The Lyndon Johnson campaign went as far as changing one of Senator Goldwater’s campaign slogans from “in your heart, you know he’s right” to “in your heart, you know he might (push the nuclear button). The LBJ campaign wanted to show the country that putting such nuclear power into the hands of someone who so abruptly speaks of nuclear war is a very dangerous. With T.V. ads such as the Daisy Girl and the Ice Cream girl, President Johnson was successful at spreading these fears
President Johnson’s image after he took office in 1963 was greatly strengthened for his powerful legislation on the Civil Rights Act of 1964. This act guaranteed certain rights for all African Americans including access to public facilities while banning discrimination based on age, sex, or religion. The Vietnam War was also starting to intensify, while new debates were sparked over nuclear weapon testing. All of these political issues were addressed in the 1964 presidential campaign.

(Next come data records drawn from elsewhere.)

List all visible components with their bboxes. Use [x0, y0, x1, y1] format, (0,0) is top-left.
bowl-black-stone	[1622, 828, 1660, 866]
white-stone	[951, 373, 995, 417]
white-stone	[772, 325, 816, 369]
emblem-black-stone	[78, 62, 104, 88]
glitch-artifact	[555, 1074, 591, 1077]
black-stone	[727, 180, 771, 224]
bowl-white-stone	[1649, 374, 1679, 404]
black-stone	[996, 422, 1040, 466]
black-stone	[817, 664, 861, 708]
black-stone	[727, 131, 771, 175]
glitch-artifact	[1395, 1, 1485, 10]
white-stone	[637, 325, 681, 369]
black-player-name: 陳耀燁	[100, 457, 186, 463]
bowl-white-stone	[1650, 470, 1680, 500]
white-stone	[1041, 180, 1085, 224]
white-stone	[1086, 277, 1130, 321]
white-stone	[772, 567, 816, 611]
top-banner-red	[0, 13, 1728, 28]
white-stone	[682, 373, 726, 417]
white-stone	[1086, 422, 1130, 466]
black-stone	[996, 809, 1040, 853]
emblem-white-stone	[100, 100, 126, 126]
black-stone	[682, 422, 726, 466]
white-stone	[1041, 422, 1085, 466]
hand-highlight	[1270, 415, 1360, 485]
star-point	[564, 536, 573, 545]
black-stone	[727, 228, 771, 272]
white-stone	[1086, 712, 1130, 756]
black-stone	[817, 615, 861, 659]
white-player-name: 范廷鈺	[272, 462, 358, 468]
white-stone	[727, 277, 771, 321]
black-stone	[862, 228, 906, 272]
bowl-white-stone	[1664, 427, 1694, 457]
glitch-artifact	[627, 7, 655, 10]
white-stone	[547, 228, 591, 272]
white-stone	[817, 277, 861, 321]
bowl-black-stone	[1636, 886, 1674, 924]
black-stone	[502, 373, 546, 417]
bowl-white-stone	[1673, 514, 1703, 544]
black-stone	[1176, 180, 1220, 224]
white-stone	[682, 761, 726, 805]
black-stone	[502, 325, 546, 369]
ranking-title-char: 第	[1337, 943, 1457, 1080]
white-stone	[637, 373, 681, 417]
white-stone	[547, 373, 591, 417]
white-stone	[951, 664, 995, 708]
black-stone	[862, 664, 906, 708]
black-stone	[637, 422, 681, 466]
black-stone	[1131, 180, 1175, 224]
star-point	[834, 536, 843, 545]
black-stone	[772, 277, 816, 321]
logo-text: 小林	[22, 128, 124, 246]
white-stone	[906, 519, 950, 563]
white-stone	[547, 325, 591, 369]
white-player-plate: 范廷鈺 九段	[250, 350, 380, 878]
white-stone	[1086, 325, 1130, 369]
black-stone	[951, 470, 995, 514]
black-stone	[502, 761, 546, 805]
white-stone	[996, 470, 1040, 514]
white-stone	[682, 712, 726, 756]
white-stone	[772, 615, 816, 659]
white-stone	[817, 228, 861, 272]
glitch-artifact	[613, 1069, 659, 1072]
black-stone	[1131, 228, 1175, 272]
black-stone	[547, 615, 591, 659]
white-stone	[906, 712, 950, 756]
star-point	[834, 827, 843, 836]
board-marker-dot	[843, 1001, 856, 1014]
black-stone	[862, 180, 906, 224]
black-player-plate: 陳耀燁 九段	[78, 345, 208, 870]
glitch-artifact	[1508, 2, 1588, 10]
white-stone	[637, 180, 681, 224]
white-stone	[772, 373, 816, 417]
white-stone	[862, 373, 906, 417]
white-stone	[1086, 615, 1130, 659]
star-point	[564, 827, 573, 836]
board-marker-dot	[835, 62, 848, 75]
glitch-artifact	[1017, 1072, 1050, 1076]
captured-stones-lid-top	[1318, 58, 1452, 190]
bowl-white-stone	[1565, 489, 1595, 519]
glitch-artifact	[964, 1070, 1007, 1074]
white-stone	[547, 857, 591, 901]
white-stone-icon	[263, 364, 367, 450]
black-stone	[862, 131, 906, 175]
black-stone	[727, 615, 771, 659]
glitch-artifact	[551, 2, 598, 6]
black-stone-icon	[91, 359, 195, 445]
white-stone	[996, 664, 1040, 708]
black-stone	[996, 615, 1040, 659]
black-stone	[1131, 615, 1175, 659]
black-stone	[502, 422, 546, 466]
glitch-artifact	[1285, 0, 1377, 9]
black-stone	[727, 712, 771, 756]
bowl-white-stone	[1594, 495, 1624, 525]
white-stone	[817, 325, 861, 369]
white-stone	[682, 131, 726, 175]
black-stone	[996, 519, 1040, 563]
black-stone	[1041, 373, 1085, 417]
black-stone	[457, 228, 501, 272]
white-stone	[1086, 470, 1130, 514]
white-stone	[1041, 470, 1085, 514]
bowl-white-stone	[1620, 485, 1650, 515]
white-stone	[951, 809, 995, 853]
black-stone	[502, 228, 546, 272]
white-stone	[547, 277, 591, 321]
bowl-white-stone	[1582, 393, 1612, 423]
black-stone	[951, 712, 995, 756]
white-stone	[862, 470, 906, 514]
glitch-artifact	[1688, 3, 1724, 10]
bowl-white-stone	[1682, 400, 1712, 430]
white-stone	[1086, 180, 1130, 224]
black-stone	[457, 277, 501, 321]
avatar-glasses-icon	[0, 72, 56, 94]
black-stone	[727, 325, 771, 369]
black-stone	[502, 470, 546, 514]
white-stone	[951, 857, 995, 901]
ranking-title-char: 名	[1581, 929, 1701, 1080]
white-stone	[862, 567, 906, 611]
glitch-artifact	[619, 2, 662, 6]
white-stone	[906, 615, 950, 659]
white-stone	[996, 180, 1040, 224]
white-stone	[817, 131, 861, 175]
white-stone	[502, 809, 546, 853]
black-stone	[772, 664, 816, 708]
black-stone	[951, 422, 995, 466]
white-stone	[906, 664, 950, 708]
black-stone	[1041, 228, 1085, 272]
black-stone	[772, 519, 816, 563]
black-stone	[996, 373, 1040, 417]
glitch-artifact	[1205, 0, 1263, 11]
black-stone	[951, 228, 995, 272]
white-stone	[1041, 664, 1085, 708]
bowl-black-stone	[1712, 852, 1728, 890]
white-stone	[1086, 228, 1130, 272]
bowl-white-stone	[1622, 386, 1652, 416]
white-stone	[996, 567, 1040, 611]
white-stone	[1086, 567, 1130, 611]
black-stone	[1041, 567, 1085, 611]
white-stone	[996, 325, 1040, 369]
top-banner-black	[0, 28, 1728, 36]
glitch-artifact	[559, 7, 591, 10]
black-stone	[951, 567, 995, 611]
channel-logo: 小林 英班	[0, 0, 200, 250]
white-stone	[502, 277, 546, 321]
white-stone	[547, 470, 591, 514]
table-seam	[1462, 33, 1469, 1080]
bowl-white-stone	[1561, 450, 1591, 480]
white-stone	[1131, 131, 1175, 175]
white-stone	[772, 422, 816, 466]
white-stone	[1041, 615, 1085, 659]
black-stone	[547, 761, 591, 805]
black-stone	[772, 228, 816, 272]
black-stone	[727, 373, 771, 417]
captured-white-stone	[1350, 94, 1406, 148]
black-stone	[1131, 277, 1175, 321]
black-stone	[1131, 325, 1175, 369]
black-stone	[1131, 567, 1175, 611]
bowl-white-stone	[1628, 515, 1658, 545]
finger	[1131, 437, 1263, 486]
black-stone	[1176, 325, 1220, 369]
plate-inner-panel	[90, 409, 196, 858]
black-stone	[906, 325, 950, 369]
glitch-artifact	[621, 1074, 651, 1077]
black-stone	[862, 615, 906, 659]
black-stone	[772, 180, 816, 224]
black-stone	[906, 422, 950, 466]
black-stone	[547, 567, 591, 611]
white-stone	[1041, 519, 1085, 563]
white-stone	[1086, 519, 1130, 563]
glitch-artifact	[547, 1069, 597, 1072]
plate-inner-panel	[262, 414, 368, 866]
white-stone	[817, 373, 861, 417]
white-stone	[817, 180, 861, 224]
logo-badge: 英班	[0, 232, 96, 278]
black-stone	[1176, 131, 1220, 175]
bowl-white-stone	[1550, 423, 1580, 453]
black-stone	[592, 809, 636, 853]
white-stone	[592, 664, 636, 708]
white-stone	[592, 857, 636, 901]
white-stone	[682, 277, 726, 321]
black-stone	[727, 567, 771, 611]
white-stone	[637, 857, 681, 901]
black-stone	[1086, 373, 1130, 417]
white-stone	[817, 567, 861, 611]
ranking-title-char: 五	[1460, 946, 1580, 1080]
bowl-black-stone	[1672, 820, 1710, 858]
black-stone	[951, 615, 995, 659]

The huge landslide victory for President Johnson is attributed partly to Senator Goldwater’s extremist views and his habit of blurting out certain controversial remarks. After a spiteful campaign, the Senator from Arizona won the Republic nomination over the moderate New Yorker Governor Nelson Rockefeller. One of Goldwater’s most famous quotes was stated at during his Republican Nomination Speech, “Extremism in the defense of liberty is no vice. Moderation in the pursuit of justice is no virtue.” This claim was in defense of his far right political values such as nuclear weapons in Vietnam and making social security into a voluntary service.

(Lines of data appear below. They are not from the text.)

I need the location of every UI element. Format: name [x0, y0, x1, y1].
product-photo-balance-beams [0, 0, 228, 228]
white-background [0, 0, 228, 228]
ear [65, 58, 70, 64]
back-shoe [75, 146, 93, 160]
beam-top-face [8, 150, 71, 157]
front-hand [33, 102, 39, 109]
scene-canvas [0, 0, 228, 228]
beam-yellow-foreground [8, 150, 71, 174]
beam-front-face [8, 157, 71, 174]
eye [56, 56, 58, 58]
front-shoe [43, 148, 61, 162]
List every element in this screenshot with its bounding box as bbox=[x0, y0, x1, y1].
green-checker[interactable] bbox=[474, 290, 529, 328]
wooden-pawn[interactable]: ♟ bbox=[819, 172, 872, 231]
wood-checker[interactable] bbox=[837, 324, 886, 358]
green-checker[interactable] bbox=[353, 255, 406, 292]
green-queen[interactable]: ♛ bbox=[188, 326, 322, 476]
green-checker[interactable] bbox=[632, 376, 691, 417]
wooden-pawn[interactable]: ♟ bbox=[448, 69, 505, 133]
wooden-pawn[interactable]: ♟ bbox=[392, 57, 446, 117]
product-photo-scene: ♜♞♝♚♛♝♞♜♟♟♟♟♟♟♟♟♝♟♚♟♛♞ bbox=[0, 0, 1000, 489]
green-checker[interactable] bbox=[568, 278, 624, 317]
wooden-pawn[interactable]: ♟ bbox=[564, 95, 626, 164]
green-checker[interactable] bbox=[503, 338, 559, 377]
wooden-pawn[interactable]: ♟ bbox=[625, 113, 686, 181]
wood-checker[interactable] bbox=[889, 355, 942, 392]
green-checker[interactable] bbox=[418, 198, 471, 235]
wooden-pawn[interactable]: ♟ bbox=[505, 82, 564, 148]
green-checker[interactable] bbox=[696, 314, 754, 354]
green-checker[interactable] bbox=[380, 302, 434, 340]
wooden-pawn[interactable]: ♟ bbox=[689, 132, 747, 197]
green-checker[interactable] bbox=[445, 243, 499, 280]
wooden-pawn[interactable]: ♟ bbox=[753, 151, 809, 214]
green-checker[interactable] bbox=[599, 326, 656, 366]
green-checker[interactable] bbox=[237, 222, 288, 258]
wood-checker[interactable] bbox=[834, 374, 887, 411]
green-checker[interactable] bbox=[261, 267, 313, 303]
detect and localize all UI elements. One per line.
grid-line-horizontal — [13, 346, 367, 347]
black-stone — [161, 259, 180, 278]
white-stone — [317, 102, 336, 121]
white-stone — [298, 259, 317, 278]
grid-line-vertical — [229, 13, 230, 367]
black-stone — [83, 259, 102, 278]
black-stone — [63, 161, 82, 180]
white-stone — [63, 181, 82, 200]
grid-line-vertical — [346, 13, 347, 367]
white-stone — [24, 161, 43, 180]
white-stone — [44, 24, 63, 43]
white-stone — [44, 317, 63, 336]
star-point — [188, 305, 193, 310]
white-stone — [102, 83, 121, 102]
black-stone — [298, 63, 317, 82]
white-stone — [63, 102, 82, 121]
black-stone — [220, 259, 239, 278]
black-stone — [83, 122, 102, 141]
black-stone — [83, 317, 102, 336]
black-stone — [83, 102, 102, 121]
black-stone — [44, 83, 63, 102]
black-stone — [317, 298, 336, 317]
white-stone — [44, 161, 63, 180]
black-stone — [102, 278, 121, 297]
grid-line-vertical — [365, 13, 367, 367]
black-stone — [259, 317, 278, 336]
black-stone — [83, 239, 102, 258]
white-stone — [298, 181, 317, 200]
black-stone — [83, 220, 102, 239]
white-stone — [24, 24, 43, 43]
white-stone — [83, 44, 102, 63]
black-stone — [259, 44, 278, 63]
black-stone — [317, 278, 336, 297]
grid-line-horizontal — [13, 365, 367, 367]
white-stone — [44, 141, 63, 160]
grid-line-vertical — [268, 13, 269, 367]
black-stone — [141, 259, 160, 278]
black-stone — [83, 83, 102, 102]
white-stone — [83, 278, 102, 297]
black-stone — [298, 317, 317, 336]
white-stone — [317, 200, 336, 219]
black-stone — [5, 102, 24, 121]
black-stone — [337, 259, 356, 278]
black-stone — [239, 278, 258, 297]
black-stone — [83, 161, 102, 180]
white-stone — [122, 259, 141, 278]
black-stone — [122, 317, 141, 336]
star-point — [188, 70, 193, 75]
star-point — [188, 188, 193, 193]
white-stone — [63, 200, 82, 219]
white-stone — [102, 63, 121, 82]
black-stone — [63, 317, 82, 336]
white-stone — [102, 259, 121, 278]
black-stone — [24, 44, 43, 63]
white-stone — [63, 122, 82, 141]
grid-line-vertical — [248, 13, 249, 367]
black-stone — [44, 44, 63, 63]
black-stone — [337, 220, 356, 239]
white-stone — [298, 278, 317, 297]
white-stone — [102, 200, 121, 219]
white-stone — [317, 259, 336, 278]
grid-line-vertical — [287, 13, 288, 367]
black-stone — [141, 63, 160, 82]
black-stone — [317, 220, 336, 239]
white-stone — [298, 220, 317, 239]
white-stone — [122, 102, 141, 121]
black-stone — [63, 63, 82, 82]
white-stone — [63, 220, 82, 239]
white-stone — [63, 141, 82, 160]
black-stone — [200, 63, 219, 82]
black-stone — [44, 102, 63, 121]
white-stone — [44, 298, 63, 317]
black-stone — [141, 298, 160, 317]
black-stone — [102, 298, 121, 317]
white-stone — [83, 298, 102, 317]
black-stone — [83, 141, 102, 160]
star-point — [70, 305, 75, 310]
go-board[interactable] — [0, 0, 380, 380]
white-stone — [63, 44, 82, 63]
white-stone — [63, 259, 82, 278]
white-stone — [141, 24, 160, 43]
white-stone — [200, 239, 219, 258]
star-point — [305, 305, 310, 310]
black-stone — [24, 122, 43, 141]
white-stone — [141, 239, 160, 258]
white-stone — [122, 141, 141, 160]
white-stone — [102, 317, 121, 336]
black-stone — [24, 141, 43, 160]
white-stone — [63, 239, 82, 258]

However, one of Goldwater’s most famous slips was “sometimes I think this country would be better off if we could just saw off the Eastern Seaboard and let it float out to sea.” The Lyndon B. Johnson campaign successfully attacked this statement with a television ad that showed a map of the United States floating on top of water, while a saw slowly cuts through the Eastern Seaboard eventually cutting it off and letting it float off the screen. In the background a male voice states “In a Saturday post article dated August 31, 1963, Barry Goldwater said ‘sometimes I think this country will be better off if we just saw off the Eastern Seaboard and let it float out to sea.’ The male voice continues to assert, “Can a man who makes statements like these be expected to serve all the people justly and fairly?” Just then, the eastern seaboard of the U.S model breaks off and falls into the water. The male voice then says “Vote for President Johnson, on November 3, the stakes are to high for you to stay home.” This rhetorical piece is highlighting Goldwater’s uncertainly to lead the whole country. Goldwater does not like the eastern shore mainly because these regions historically tend to lean more left. His dislike for the liberal economic and social polices in that part of the nation may have cost him the election.

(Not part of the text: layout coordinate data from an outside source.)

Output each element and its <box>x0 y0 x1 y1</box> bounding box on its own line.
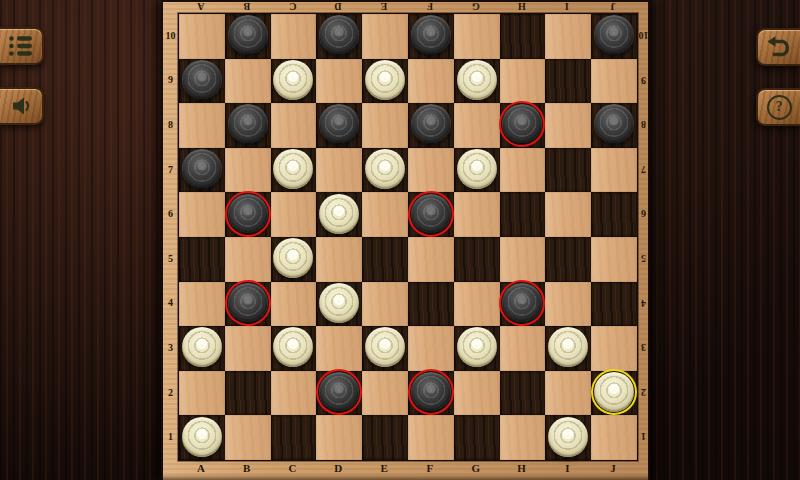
square-e5[interactable] <box>362 237 408 282</box>
square-a6[interactable] <box>179 192 225 237</box>
square-g3[interactable] <box>454 326 500 371</box>
rank-label-mirrored-4: 4 <box>636 281 651 326</box>
rank-label-10: 10 <box>163 13 178 58</box>
white-man[interactable] <box>319 194 359 234</box>
file-label-mirrored-i: I <box>544 1 590 13</box>
square-b3[interactable] <box>225 326 271 371</box>
file-labels-top: ABCDEFGHIJ <box>178 1 636 13</box>
black-man[interactable] <box>319 104 359 144</box>
square-b4[interactable] <box>225 282 271 327</box>
square-i9[interactable] <box>545 59 591 104</box>
file-label-mirrored-a: A <box>178 1 224 13</box>
black-man-red-highlight[interactable] <box>228 194 268 234</box>
square-j7[interactable] <box>591 148 637 193</box>
rank-label-8: 8 <box>163 102 178 147</box>
white-man[interactable] <box>457 327 497 367</box>
square-i1[interactable] <box>545 415 591 460</box>
square-g2[interactable] <box>454 371 500 416</box>
file-label-c: C <box>270 459 316 476</box>
black-man[interactable] <box>228 104 268 144</box>
square-d6[interactable] <box>316 192 362 237</box>
rank-label-4: 4 <box>163 281 178 326</box>
help-button[interactable]: ? <box>756 88 800 126</box>
square-h3[interactable] <box>500 326 546 371</box>
black-man-red-highlight[interactable] <box>411 194 451 234</box>
square-b2[interactable] <box>225 371 271 416</box>
square-j5[interactable] <box>591 237 637 282</box>
rank-label-mirrored-3: 3 <box>636 325 651 370</box>
play-area <box>178 13 638 461</box>
square-a5[interactable] <box>179 237 225 282</box>
square-e7[interactable] <box>362 148 408 193</box>
square-i8[interactable] <box>545 103 591 148</box>
square-c2[interactable] <box>271 371 317 416</box>
square-b5[interactable] <box>225 237 271 282</box>
square-i7[interactable] <box>545 148 591 193</box>
square-f1[interactable] <box>408 415 454 460</box>
black-man-red-highlight[interactable] <box>411 372 451 412</box>
square-a3[interactable] <box>179 326 225 371</box>
menu-list-icon <box>8 35 34 57</box>
file-labels-bottom: ABCDEFGHIJ <box>178 459 636 476</box>
file-label-mirrored-b: B <box>224 1 270 13</box>
rank-label-mirrored-1: 1 <box>636 414 651 459</box>
white-man[interactable] <box>273 60 313 100</box>
rank-label-1: 1 <box>163 414 178 459</box>
square-j6[interactable] <box>591 192 637 237</box>
square-e9[interactable] <box>362 59 408 104</box>
square-g4[interactable] <box>454 282 500 327</box>
white-man[interactable] <box>273 238 313 278</box>
square-g9[interactable] <box>454 59 500 104</box>
rank-label-6: 6 <box>163 191 178 236</box>
square-a9[interactable] <box>179 59 225 104</box>
square-c9[interactable] <box>271 59 317 104</box>
square-g7[interactable] <box>454 148 500 193</box>
file-label-h: H <box>499 459 545 476</box>
square-h1[interactable] <box>500 415 546 460</box>
square-h4[interactable] <box>500 282 546 327</box>
square-h8[interactable] <box>500 103 546 148</box>
file-label-mirrored-d: D <box>315 1 361 13</box>
rank-label-mirrored-7: 7 <box>636 147 651 192</box>
file-label-mirrored-j: J <box>590 1 636 13</box>
square-e10[interactable] <box>362 14 408 59</box>
rank-label-mirrored-10: 10 <box>636 13 651 58</box>
black-man[interactable] <box>319 15 359 55</box>
white-man[interactable] <box>319 283 359 323</box>
rank-label-mirrored-8: 8 <box>636 102 651 147</box>
square-a10[interactable] <box>179 14 225 59</box>
square-j4[interactable] <box>591 282 637 327</box>
rank-label-5: 5 <box>163 236 178 281</box>
square-j2[interactable] <box>591 371 637 416</box>
square-h6[interactable] <box>500 192 546 237</box>
square-c6[interactable] <box>271 192 317 237</box>
file-label-mirrored-e: E <box>361 1 407 13</box>
black-man-red-highlight[interactable] <box>502 283 542 323</box>
black-man[interactable] <box>411 15 451 55</box>
square-f5[interactable] <box>408 237 454 282</box>
square-g8[interactable] <box>454 103 500 148</box>
rank-label-9: 9 <box>163 58 178 103</box>
rank-label-mirrored-5: 5 <box>636 236 651 281</box>
square-i5[interactable] <box>545 237 591 282</box>
square-a4[interactable] <box>179 282 225 327</box>
square-d5[interactable] <box>316 237 362 282</box>
file-label-g: G <box>453 459 499 476</box>
square-e6[interactable] <box>362 192 408 237</box>
undo-arrow-icon <box>766 35 793 59</box>
square-e3[interactable] <box>362 326 408 371</box>
file-label-i: I <box>544 459 590 476</box>
white-man-yellow-highlight[interactable] <box>594 372 634 412</box>
square-b7[interactable] <box>225 148 271 193</box>
square-d3[interactable] <box>316 326 362 371</box>
square-i6[interactable] <box>545 192 591 237</box>
square-c8[interactable] <box>271 103 317 148</box>
square-d1[interactable] <box>316 415 362 460</box>
square-e4[interactable] <box>362 282 408 327</box>
rank-labels-left: 10987654321 <box>163 13 178 459</box>
rank-label-2: 2 <box>163 370 178 415</box>
square-h9[interactable] <box>500 59 546 104</box>
file-label-f: F <box>407 459 453 476</box>
black-man[interactable] <box>594 15 634 55</box>
black-man[interactable] <box>411 104 451 144</box>
square-b8[interactable] <box>225 103 271 148</box>
white-man[interactable] <box>365 60 405 100</box>
square-f2[interactable] <box>408 371 454 416</box>
square-c5[interactable] <box>271 237 317 282</box>
file-label-mirrored-g: G <box>453 1 499 13</box>
file-label-mirrored-f: F <box>407 1 453 13</box>
black-man[interactable] <box>182 149 222 189</box>
rank-label-7: 7 <box>163 147 178 192</box>
question-mark-icon: ? <box>767 95 792 120</box>
square-i3[interactable] <box>545 326 591 371</box>
square-c10[interactable] <box>271 14 317 59</box>
black-man-red-highlight[interactable] <box>228 283 268 323</box>
square-c3[interactable] <box>271 326 317 371</box>
square-b1[interactable] <box>225 415 271 460</box>
white-man[interactable] <box>548 327 588 367</box>
undo-button[interactable] <box>756 28 800 66</box>
square-h5[interactable] <box>500 237 546 282</box>
rank-labels-right: 10987654321 <box>636 13 651 459</box>
file-label-j: J <box>590 459 636 476</box>
square-d9[interactable] <box>316 59 362 104</box>
square-f8[interactable] <box>408 103 454 148</box>
square-j1[interactable] <box>591 415 637 460</box>
black-man-red-highlight[interactable] <box>502 104 542 144</box>
square-h10[interactable] <box>500 14 546 59</box>
square-j3[interactable] <box>591 326 637 371</box>
square-b6[interactable] <box>225 192 271 237</box>
square-d7[interactable] <box>316 148 362 193</box>
white-man[interactable] <box>365 149 405 189</box>
white-man[interactable] <box>273 149 313 189</box>
square-f9[interactable] <box>408 59 454 104</box>
file-label-d: D <box>315 459 361 476</box>
square-j8[interactable] <box>591 103 637 148</box>
speaker-icon <box>9 94 34 118</box>
square-e2[interactable] <box>362 371 408 416</box>
file-label-e: E <box>361 459 407 476</box>
white-man[interactable] <box>273 327 313 367</box>
square-d10[interactable] <box>316 14 362 59</box>
square-h7[interactable] <box>500 148 546 193</box>
square-i10[interactable] <box>545 14 591 59</box>
white-man[interactable] <box>457 60 497 100</box>
square-f10[interactable] <box>408 14 454 59</box>
rank-label-mirrored-6: 6 <box>636 191 651 236</box>
file-label-b: B <box>224 459 270 476</box>
rank-label-mirrored-9: 9 <box>636 58 651 103</box>
menu-button[interactable] <box>0 27 44 65</box>
white-man[interactable] <box>548 417 588 457</box>
square-g1[interactable] <box>454 415 500 460</box>
square-a7[interactable] <box>179 148 225 193</box>
square-e1[interactable] <box>362 415 408 460</box>
square-b9[interactable] <box>225 59 271 104</box>
file-label-a: A <box>178 459 224 476</box>
black-man[interactable] <box>594 104 634 144</box>
square-a1[interactable] <box>179 415 225 460</box>
square-a8[interactable] <box>179 103 225 148</box>
black-man[interactable] <box>228 15 268 55</box>
square-c4[interactable] <box>271 282 317 327</box>
square-j10[interactable] <box>591 14 637 59</box>
square-d2[interactable] <box>316 371 362 416</box>
board-frame: 10987654321 10987654321 ABCDEFGHIJ ABCDE… <box>161 0 650 480</box>
black-man-red-highlight[interactable] <box>319 372 359 412</box>
square-g5[interactable] <box>454 237 500 282</box>
square-d8[interactable] <box>316 103 362 148</box>
square-g6[interactable] <box>454 192 500 237</box>
square-f6[interactable] <box>408 192 454 237</box>
black-man[interactable] <box>182 60 222 100</box>
white-man[interactable] <box>182 417 222 457</box>
square-c1[interactable] <box>271 415 317 460</box>
rank-label-3: 3 <box>163 325 178 370</box>
square-e8[interactable] <box>362 103 408 148</box>
sound-button[interactable] <box>0 87 44 125</box>
square-h2[interactable] <box>500 371 546 416</box>
file-label-mirrored-h: H <box>499 1 545 13</box>
square-i2[interactable] <box>545 371 591 416</box>
square-j9[interactable] <box>591 59 637 104</box>
square-a2[interactable] <box>179 371 225 416</box>
square-b10[interactable] <box>225 14 271 59</box>
square-i4[interactable] <box>545 282 591 327</box>
square-d4[interactable] <box>316 282 362 327</box>
white-man[interactable] <box>182 327 222 367</box>
rank-label-mirrored-2: 2 <box>636 370 651 415</box>
square-g10[interactable] <box>454 14 500 59</box>
white-man[interactable] <box>457 149 497 189</box>
square-f3[interactable] <box>408 326 454 371</box>
white-man[interactable] <box>365 327 405 367</box>
file-label-mirrored-c: C <box>270 1 316 13</box>
square-c7[interactable] <box>271 148 317 193</box>
square-f7[interactable] <box>408 148 454 193</box>
square-f4[interactable] <box>408 282 454 327</box>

By the end of the campaign, Johnson’s commercials seemed to help him rise to the top and defeat Goldwater with 61 percent of the popular vote, which is known as the highest percentage since 1824. Goldwater only won his home state of Arizona and the Deep South who felt against the Civil Rights Act of 1964. This particular election is also notable because it was the first one where the citizens of the District of Colombia had the right to vote under the 23rd Amendment to the United States Constitution. President Johnson also won the votes in D.C.